You can reduce DNS lookup failures by setting a lameduck duration in your CoreDNS pods. While in lameduck mode, CoreDNS will continue to respond to in-flight requests. Setting a lameduck duration will delay the CoreDNS shutdown process, allowing nodes the time they need to update their iptables rules and chains.

We recommend setting CoreDNS lameduck duration to 30 seconds.

CoreDNS readiness probe

We recommend using /ready instead of /health for CoreDNS's readiness probe.

In alignment with the earlier recommendation to set the lameduck duration to 30 seconds, providing ample time for the node's iptables rules to be updated before pod termination, employing /ready instead of /health for the CoreDNS readiness probe ensures that the CoreDNS pod is fully prepared at startup to promptly respond to DNS requests.

readinessProbe:
  httpGet:
    path: /ready
    port: 8181
    scheme: HTTP

For more information about the CoreDNS Ready plugin please refer to https://coredns.io/plugins/ready/

Logging and monitoring agents

Logging and monitoring agents can add significant load to your cluster control plane because the agents query the API server to enrich logs and metrics with workload metadata. The agent on a node only has access to the local node resources to see things like container and process name. Querying the API server it can add more details such as Kubernetes deployment name and labels. This can be extremely helpful for troubleshooting but detrimental to scaling.

Because there are so many different options for logging and monitoring we cannot show examples for every provider. With fluentbit we recommend enabling Use_Kubelet to fetch metadata from the local kubelet instead of the Kubernetes API Server and set Kube_Meta_Cache_TTL to a number that reduces repeated calls when data can be cached (e.g. 60).

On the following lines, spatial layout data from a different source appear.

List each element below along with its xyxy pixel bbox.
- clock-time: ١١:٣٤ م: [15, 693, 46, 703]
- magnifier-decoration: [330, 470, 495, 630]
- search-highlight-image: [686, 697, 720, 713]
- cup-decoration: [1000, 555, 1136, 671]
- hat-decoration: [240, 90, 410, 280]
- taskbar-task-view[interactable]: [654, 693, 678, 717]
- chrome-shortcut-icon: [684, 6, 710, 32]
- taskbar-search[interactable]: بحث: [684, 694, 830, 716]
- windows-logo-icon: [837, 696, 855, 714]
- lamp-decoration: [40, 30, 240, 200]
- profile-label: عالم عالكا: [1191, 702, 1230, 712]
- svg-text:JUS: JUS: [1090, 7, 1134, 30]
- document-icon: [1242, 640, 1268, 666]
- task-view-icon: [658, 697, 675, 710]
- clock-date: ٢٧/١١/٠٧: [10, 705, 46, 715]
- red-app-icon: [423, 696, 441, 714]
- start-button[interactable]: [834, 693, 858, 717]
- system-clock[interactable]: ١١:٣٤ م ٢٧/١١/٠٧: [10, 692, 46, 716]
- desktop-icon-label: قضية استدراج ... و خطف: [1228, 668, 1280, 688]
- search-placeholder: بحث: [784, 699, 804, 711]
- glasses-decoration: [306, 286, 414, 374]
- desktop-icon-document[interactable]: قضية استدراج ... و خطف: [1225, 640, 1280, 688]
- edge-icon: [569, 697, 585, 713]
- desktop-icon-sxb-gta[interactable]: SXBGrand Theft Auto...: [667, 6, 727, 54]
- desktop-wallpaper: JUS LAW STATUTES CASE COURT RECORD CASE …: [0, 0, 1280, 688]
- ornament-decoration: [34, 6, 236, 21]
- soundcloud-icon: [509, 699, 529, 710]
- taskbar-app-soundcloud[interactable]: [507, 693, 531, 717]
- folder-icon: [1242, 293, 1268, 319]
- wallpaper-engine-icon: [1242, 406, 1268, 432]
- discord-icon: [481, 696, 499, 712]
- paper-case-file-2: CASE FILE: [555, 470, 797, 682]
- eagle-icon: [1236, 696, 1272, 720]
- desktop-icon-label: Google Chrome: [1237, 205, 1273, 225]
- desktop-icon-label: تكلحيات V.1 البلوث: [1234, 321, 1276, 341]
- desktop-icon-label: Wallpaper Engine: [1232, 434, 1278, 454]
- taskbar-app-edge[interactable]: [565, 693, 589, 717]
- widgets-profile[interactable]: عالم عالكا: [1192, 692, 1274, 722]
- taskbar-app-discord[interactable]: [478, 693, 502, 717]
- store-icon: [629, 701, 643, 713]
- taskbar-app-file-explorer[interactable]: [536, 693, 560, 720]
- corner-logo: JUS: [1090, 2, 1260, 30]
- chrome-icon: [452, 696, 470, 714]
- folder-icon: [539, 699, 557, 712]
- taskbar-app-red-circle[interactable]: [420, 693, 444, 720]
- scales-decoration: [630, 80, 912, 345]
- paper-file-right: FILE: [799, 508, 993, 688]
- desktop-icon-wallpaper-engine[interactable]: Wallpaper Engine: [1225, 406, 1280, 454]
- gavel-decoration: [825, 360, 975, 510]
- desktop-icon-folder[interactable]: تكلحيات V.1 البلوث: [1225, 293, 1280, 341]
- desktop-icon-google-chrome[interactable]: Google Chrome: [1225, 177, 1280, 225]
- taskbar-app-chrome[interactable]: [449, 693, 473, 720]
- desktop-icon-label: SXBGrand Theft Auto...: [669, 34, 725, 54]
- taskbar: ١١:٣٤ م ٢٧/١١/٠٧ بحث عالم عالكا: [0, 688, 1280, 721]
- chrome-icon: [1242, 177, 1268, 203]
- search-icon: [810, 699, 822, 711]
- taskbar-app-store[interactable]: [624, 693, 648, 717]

Scaling monitoring and logging has two general options:

  • Disable integrations
  • Sampling and filtering

Disabling integrations is often not an option because you lose log metadata. This eliminates the API scaling problem, but it will introduce other issues by not having the required metadata when needed.

Sampling and filtering reduces the number of metrics and logs that are collected. This will lower the amount of requests to the Kubernetes API, and it will reduce the amount of storage needed for the metrics and logs that are collected. Reducing the storage costs will lower the cost for the overall system.

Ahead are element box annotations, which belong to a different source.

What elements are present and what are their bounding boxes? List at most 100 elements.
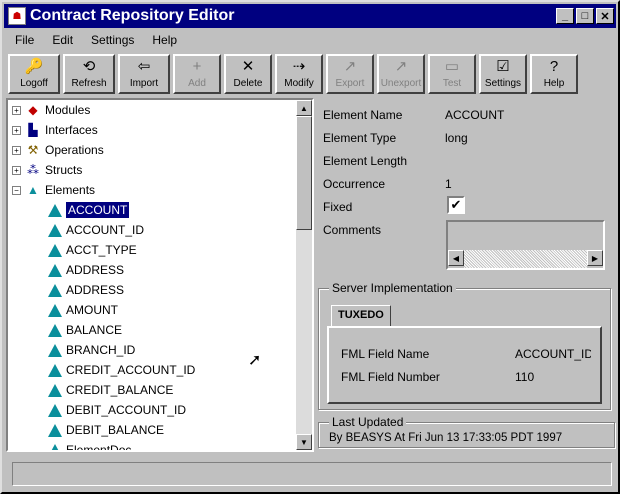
tree-node-operations[interactable]: + ⚒ Operations bbox=[12, 140, 104, 160]
settings-button[interactable]: ☑ Settings bbox=[479, 54, 527, 94]
tree-element-item[interactable]: BRANCH_ID bbox=[48, 340, 135, 360]
last-updated-group: Last Updated By BEASYS At Fri Jun 13 17:… bbox=[318, 415, 615, 448]
element-icon bbox=[48, 363, 62, 377]
add-icon: + bbox=[192, 58, 202, 75]
details-panel: Element Name ACCOUNT Element Type long E… bbox=[318, 98, 616, 458]
tree-element-item[interactable]: ACCOUNT_ID bbox=[48, 220, 144, 240]
element-icon bbox=[48, 243, 62, 257]
scroll-up-icon[interactable]: ▲ bbox=[296, 100, 312, 116]
tree-element-item[interactable]: DEBIT_BALANCE bbox=[48, 420, 164, 440]
delete-button[interactable]: ✕ Delete bbox=[224, 54, 272, 94]
tree-element-label: CREDIT_BALANCE bbox=[66, 383, 174, 397]
toolbar-button-label: Import bbox=[129, 78, 159, 89]
expand-icon[interactable]: + bbox=[12, 145, 21, 155]
tree-element-item[interactable]: DEBIT_ACCOUNT_ID bbox=[48, 400, 186, 420]
scroll-track[interactable] bbox=[464, 250, 587, 268]
toolbar-button-label: Settings bbox=[484, 78, 522, 89]
app-icon[interactable]: ☗ bbox=[8, 7, 26, 25]
tree-element-item[interactable]: ADDRESS bbox=[48, 280, 124, 300]
expand-icon[interactable]: + bbox=[12, 165, 21, 175]
element-icon bbox=[48, 383, 62, 397]
collapse-icon[interactable]: − bbox=[12, 185, 21, 195]
server-implementation-label: Server Implementation bbox=[329, 281, 456, 295]
tab-tuxedo[interactable]: TUXEDO bbox=[331, 305, 391, 327]
comments-field[interactable]: ◀ ▶ bbox=[446, 220, 605, 270]
import-button[interactable]: ⇦ Import bbox=[118, 54, 170, 94]
test-button[interactable]: ▭ Test bbox=[428, 54, 476, 94]
expand-icon[interactable]: + bbox=[12, 125, 21, 135]
menu-file[interactable]: File bbox=[6, 30, 43, 50]
tree-element-item[interactable]: CREDIT_ACCOUNT_ID bbox=[48, 360, 195, 380]
close-button[interactable]: ✕ bbox=[596, 8, 614, 24]
menu-edit[interactable]: Edit bbox=[43, 30, 82, 50]
key-icon: 🔑 bbox=[24, 58, 44, 75]
minimize-button[interactable]: _ bbox=[556, 8, 574, 24]
tree-element-item[interactable]: AMOUNT bbox=[48, 300, 118, 320]
toolbar-button-label: Help bbox=[543, 78, 565, 89]
modify-button[interactable]: ⇢ Modify bbox=[275, 54, 323, 94]
fml-field-name-value: ACCOUNT_ID bbox=[515, 347, 591, 361]
refresh-button[interactable]: ⟲ Refresh bbox=[63, 54, 115, 94]
tree-element-label: ACCOUNT_ID bbox=[66, 223, 145, 237]
expand-icon[interactable]: + bbox=[12, 105, 21, 115]
tree-element-item[interactable]: ElementDoc bbox=[48, 440, 131, 450]
menu-help[interactable]: Help bbox=[143, 30, 186, 50]
last-updated-text: By BEASYS At Fri Jun 13 17:33:05 PDT 199… bbox=[329, 432, 563, 444]
tree-vertical-scrollbar[interactable]: ▲ ▼ bbox=[296, 100, 312, 450]
settings-icon: ☑ bbox=[496, 58, 510, 75]
help-button[interactable]: ? Help bbox=[530, 54, 578, 94]
element-icon bbox=[48, 343, 62, 357]
tree-node-modules[interactable]: + ◆ Modules bbox=[12, 100, 90, 120]
elements-icon: ▲ bbox=[27, 183, 39, 197]
toolbar-button-label: Modify bbox=[284, 78, 314, 89]
import-icon: ⇦ bbox=[137, 58, 151, 75]
tree-node-elements[interactable]: − ▲ Elements bbox=[12, 180, 95, 200]
element-icon bbox=[48, 423, 62, 437]
comments-horizontal-scrollbar[interactable]: ◀ ▶ bbox=[448, 250, 603, 268]
element-icon bbox=[48, 303, 62, 317]
interfaces-icon: ▙ bbox=[28, 123, 38, 137]
occurrence-value: 1 bbox=[445, 177, 452, 191]
unexport-button[interactable]: ↗ Unexport bbox=[377, 54, 425, 94]
add-button[interactable]: + Add bbox=[173, 54, 221, 94]
tree-node-interfaces[interactable]: + ▙ Interfaces bbox=[12, 120, 98, 140]
element-icon bbox=[48, 283, 62, 297]
delete-icon: ✕ bbox=[241, 58, 255, 75]
tree-node-label: Elements bbox=[45, 183, 96, 197]
element-icon bbox=[48, 443, 62, 450]
element-length-label: Element Length bbox=[323, 154, 408, 168]
scroll-down-icon[interactable]: ▼ bbox=[296, 434, 312, 450]
comments-label: Comments bbox=[323, 223, 382, 237]
tree-element-item[interactable]: BALANCE bbox=[48, 320, 122, 340]
toolbar-button-label: Unexport bbox=[380, 78, 422, 89]
fixed-label: Fixed bbox=[323, 200, 353, 214]
maximize-button[interactable]: □ bbox=[576, 8, 594, 24]
tree-node-label: Interfaces bbox=[45, 123, 98, 137]
tree-node-structs[interactable]: + ⁂ Structs bbox=[12, 160, 82, 180]
occurrence-label: Occurrence bbox=[323, 177, 386, 191]
element-icon bbox=[48, 223, 62, 237]
logoff-button[interactable]: 🔑 Logoff bbox=[8, 54, 60, 94]
scroll-right-icon[interactable]: ▶ bbox=[587, 250, 603, 266]
tree-element-item[interactable]: ACCOUNT bbox=[48, 200, 131, 220]
fixed-checkbox[interactable]: ✔ bbox=[447, 196, 465, 214]
element-icon bbox=[48, 263, 62, 277]
scroll-thumb[interactable] bbox=[296, 116, 312, 230]
tree-node-label: Modules bbox=[45, 103, 91, 117]
unexport-icon: ↗ bbox=[394, 58, 408, 75]
tree-node-label: Structs bbox=[45, 163, 83, 177]
menu-settings[interactable]: Settings bbox=[82, 30, 143, 50]
tree-element-label: ADDRESS bbox=[66, 263, 125, 277]
tree-element-item[interactable]: ACCT_TYPE bbox=[48, 240, 137, 260]
element-icon bbox=[48, 323, 62, 337]
export-button[interactable]: ↗ Export bbox=[326, 54, 374, 94]
comments-text-area[interactable] bbox=[448, 222, 603, 250]
scroll-left-icon[interactable]: ◀ bbox=[448, 250, 464, 266]
element-icon bbox=[48, 403, 62, 417]
tree-element-item[interactable]: CREDIT_BALANCE bbox=[48, 380, 173, 400]
toolbar-button-label: Export bbox=[335, 78, 365, 89]
tree-element-item[interactable]: ADDRESS bbox=[48, 260, 124, 280]
main-window: ☗ Contract Repository Editor _ □ ✕ File … bbox=[0, 0, 620, 494]
title-bar: ☗ Contract Repository Editor _ □ ✕ bbox=[4, 4, 616, 28]
tree-element-label: CREDIT_ACCOUNT_ID bbox=[66, 363, 196, 377]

The ability to configure sampling depends on the agent software and can be implemented at different points of ingestion. It’s important to add sampling as close to the agent as possible because that is likely where the API server calls happen. Contact your provider to find out more about sampling support.

If you are using CloudWatch and CloudWatch Logs you can add agent filtering using patterns described in the documentation.

To avoid losing logs and metrics you should send your data to a system that can buffer data in case of an outage on the receiving endpoint. With fluentbit you can use Amazon Kinesis Data Firehose to temporarily keep data which can reduce the chance of overloading your final data storage location.